J. Anthony Limon j at flippo.net
Sat Jan 2 22:26:00 UTC 2010


Charlie Kravetz wrote:
> On Sat, 2 Jan 2010 16:37:03 +0200
> Jarno Suni <jarno.ilari.suni at gmail.com> wrote:
> 
>> In my experience, in practice most people need restricted codecs
>> including Adobe Flash plugin to provide a "complete" operating system
>> experience, so users have to install something anyway. Besides
>> different media players have different strengths in my limited
>> experience: VLC can handle different playback speeds even with audio*
>> and can be controlled nicely by lirc i.e. by remote control (although
>> it does not survive from suspend to RAM maybe due to the fact that I
>> have to restart lirc then). Xine is the best DVD player (I mean it can
>> play some DVDs that e.g. VLC can not, totem can not play DVDs from iso
>> files: https://bugs.launchpad.net/ubuntu/+source/totem/+bug/122635.)

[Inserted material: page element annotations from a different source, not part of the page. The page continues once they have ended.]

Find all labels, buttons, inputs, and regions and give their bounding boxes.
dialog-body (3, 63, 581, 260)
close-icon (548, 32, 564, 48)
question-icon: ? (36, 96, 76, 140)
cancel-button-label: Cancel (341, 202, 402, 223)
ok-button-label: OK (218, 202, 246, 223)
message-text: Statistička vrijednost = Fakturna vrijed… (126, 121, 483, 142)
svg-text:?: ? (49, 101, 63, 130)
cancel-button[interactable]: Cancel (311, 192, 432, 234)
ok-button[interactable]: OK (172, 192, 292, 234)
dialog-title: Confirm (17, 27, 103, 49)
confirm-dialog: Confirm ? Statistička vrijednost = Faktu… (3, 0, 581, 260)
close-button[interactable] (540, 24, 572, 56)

>> Kaffeine is the best player for digital television. Totem has the best
>> mozilla plugin although it is not perfect, so sometimes you have to
>> use the mediaplayerconnectivity add-on and another media player; in
>> some cases even that trick does not work, but that could be also web
>> service's fault. As for random access of video streams, Flash player
>> is usually the only working solution, if it can be used with the
>> network service in question, though it needs a powerful CPU at least
>> in full screen mode. Flash player can't survive suspend to RAM...
>>
>> *) alsaplayer can handle different playback speeds even better, but it
>> is only an audio player and besides can't play mp4a.
>>
>> In summary, media player experience in Ubuntu is still far from complete.
>>
> 
> I don't think anyone claims it is complete, but giving a user the best
> experience we can is important. At least when we give them Totem Movie
> Player, it is a starting point. Most normal users are not going to
> install all possible players to see which one works best for them. They
> do, however, want something. Totem requires the least work for the
> limited Xubuntu development team, since it is used in Ubuntu also. 
> 

Well to be fair, Totem is no more complete than really any other media 
player which uses gstreamer. Totem's "completeness" is almost ENTIRELY 
dependent on gstreamer, same as Whaaw or Parole, so I think it's a bit 
unfair to say Totem is any better than either one.